O amor é de graça. A identidade de uma criança deve ser forjada pelo que ela é - um ser único neste mundo e não uma medida do que está faltando nos pais. Criança não é troféu e nem chaveiro. Criança é aquilo que deixamos morrer ao longo dos anos: a nossa melhor parte.
Há alguns dias adotamos uma cachorrinha que sobreviveu a um atropelamento e a inúmeros maus tratos; a cadela possui marcas de queimaduras pelo corpo, marcas de cigarros. Que ser humano é capaz de fazer algo assim com um animal tão decente? Aliás: somente o ser humano é capaz de tamanha crueldade.
Ela chegou em casa com o rabo entre as pernas porque é a mensagem que ficou de sua convivência com as pessoas. Minhas filhas a receberam com todo o carinho do mundo. Isadora a batizou de Amorinha. Depois de algumas horas com as meninas, Amorinha já havia tirado o rabo das pernas e o balançava, como se estivesse sorrindo.
Dias antes, Dodó ouviu uma conversa de adultos, e estava quieta demais. Me perguntou com os olhos mais puros do mundo: "Papai, se um dia você for embora, promete que não vai esquecer de mim?". Dodó tem 4 anos.
As pessoas olham o Instagram, as redes sociais e imaginam que a vida é um sorriso congelado; um passarinho voando feliz; um picolé que não derrete; tudo cor-de-rosa. Dobrei meus joelhos e abracei minha filha e nem sei se consegui disfarçar o meu choro. Já não quero disfarçar coisa nenhuma.
Cansei! Depois de um tempo, entendi as palavras que importam. E que as pessoas e as ações importam muito mais.
Em pouco tempo eu era o lobo caçando minhas pequenas presas pela casa. A alegria morava no nosso lar. E, dias depois, fui com a Ju buscar nossas filhas no colégio e levamos Amorinha de surpresa. As meninas trouxeram todas as coleguinhas para conhecer a nova integrante da família.
O olhar da cachorrinha é igual ao de minha filha de 4 anos. Irradia bondade, luz e esperança. No caminho de volta, todos nós juntos, Dodó disse: "Nossa família toda juntinho, e nossa família ficou maior.
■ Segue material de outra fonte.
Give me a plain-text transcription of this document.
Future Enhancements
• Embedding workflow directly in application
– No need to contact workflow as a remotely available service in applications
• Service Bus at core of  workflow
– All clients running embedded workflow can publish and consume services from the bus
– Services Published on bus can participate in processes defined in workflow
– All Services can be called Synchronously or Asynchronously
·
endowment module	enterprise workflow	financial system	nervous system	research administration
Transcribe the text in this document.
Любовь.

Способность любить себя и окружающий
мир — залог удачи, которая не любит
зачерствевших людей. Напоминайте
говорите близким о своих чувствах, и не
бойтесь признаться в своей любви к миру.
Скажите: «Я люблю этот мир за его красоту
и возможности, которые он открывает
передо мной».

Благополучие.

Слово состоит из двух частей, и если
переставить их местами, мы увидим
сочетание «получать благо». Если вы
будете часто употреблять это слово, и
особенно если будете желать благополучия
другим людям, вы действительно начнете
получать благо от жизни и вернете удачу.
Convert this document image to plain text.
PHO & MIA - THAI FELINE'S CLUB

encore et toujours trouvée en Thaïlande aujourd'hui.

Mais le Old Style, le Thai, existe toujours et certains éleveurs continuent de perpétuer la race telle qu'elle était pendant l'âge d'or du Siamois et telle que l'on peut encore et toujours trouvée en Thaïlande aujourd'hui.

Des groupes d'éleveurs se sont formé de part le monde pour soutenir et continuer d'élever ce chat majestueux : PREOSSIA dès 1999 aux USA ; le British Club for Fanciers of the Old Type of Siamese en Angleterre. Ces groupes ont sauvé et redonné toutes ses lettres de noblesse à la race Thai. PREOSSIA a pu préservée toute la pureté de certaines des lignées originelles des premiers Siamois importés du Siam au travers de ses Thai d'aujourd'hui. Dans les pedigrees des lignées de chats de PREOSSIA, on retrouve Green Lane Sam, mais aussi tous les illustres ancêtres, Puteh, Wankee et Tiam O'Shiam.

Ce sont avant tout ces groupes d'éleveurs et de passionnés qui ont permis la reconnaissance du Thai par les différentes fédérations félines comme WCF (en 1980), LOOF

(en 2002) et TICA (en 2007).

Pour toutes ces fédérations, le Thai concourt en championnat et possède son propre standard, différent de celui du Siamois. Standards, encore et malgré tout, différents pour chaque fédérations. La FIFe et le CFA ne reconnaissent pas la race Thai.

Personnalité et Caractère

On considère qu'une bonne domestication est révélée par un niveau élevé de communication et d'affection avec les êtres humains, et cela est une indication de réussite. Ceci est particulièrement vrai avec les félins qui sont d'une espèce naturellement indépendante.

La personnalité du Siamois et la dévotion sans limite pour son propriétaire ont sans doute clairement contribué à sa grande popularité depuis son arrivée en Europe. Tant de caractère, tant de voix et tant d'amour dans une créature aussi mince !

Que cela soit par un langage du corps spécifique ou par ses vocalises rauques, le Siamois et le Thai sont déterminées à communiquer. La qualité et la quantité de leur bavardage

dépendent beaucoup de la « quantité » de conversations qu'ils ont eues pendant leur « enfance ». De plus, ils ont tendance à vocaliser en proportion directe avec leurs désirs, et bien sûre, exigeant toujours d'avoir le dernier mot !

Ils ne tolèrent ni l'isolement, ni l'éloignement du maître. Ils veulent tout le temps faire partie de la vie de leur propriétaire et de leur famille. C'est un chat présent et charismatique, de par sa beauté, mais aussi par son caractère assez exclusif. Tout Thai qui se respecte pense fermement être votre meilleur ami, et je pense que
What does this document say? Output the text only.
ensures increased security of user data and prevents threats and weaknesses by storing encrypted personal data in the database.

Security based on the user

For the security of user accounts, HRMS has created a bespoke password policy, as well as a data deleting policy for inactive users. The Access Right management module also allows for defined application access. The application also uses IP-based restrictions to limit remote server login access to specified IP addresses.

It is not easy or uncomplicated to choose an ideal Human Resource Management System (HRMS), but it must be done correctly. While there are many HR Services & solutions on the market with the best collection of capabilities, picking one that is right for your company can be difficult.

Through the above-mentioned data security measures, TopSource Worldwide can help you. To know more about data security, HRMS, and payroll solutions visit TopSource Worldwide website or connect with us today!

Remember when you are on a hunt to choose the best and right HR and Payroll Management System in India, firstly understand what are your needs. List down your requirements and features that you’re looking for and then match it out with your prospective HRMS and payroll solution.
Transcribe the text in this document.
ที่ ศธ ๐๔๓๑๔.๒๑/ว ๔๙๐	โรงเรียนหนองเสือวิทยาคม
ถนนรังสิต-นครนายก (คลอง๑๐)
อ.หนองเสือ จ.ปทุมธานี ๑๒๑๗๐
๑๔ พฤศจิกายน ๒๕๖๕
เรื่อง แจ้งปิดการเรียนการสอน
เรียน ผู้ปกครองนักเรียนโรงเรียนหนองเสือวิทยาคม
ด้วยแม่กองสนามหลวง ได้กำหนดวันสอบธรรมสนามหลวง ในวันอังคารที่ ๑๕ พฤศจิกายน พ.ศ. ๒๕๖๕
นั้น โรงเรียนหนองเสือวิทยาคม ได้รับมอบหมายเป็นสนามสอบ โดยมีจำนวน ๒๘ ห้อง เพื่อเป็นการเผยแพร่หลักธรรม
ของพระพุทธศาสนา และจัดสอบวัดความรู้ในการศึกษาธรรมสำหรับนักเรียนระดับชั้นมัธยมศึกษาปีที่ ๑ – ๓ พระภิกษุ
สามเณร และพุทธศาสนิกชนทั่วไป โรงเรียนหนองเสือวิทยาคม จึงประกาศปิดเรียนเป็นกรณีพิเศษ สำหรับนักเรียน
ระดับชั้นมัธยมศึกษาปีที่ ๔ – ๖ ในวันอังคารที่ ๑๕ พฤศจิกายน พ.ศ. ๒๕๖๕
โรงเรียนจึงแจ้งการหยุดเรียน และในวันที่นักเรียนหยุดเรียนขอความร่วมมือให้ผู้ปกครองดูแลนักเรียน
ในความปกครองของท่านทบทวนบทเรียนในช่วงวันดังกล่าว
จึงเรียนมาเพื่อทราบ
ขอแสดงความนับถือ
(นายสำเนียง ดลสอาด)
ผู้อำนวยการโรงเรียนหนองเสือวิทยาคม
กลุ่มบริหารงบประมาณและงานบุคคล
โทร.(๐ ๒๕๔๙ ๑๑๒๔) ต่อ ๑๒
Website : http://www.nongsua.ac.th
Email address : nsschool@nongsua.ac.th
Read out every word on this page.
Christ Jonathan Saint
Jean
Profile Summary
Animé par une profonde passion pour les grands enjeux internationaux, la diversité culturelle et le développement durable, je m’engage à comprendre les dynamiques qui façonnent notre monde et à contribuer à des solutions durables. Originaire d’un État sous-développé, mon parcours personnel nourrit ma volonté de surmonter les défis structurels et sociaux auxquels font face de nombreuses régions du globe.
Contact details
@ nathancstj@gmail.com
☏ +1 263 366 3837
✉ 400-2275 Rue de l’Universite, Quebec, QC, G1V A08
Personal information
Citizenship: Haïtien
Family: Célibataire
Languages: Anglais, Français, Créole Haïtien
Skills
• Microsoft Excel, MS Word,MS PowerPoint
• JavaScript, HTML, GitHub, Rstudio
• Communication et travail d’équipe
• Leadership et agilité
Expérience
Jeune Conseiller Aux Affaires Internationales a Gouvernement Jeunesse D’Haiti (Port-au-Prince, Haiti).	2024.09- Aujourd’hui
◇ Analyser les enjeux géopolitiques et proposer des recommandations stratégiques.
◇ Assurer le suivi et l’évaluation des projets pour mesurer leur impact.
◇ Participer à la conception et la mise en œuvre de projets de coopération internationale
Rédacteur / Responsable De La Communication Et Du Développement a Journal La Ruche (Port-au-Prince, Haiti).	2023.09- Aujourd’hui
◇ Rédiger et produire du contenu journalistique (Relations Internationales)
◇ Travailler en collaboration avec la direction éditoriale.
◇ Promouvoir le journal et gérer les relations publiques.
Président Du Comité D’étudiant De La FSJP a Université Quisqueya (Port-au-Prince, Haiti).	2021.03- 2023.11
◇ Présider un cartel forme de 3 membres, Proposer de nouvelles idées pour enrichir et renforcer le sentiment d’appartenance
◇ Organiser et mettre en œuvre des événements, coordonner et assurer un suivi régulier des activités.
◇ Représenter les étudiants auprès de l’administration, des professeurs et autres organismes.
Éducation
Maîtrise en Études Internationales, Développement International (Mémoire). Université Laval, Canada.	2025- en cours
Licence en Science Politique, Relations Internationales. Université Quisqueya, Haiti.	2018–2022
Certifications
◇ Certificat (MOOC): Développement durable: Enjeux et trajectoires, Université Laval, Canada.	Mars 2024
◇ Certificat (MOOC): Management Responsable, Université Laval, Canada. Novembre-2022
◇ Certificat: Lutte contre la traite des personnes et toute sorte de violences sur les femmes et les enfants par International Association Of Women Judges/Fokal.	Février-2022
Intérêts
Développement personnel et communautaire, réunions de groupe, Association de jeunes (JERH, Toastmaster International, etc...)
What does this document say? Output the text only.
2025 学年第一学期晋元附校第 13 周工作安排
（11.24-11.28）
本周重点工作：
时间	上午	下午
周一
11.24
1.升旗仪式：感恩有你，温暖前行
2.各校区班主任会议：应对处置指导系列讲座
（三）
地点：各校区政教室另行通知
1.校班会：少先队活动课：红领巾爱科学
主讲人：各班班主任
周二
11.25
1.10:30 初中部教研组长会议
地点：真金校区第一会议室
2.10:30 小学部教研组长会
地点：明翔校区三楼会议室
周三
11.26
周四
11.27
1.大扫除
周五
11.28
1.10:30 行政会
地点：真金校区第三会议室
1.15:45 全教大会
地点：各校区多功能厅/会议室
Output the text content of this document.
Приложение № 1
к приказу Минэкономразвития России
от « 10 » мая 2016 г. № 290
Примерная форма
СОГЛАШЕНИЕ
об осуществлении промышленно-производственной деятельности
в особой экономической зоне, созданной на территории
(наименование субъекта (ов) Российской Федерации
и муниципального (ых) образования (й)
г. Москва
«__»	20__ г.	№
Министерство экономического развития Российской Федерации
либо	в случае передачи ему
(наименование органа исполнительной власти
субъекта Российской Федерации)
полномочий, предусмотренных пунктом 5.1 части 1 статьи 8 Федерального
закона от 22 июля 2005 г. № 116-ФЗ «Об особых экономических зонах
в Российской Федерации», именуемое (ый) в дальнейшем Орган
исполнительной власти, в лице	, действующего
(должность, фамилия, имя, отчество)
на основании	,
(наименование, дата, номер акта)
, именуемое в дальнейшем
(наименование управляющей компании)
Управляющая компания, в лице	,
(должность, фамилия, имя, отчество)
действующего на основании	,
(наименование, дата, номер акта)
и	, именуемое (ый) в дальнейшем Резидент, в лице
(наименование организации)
Maior que a calçada, maior que a rua. Maior que o céu".
Ju e eu ficamos emocionados com o poder curativo do amor. Do amor de uma vira-lata que a vida espancou, queimou, e ela devolveu com amor. Tenho muito a aprender com os cães e com as crianças.
Claro que observo a hipocrisia, a que define uma óbvia falha de caráter visto que tem como única intenção a obtenção de vantagem, seja ela financeira, de status ou qualquer coisa assim. Vale lembrar que quem mantém o "ator", o sujeito hipócrita é a plateia que aplaude. Ambos entusiastas da farsa, mesmo afirmando ser praticantes da verdade.
Jogo fora a filosofia e tanta porcaria, respiro. Sei quem sou. Quantas "pessoas", além das crianças e dos cães fazem você se sentir raro, puro e até mesmo especial de verdade? Quantas?
Sofro com as milhares de mortes e vidas desoladas. E caminhando com minhas filhas, minha companheira e Amorinha, observo o óbvio: aqueles que nós resgatamos, são, na realidade, os que nos salvam do nosso egoísmo - os que nos resgatam.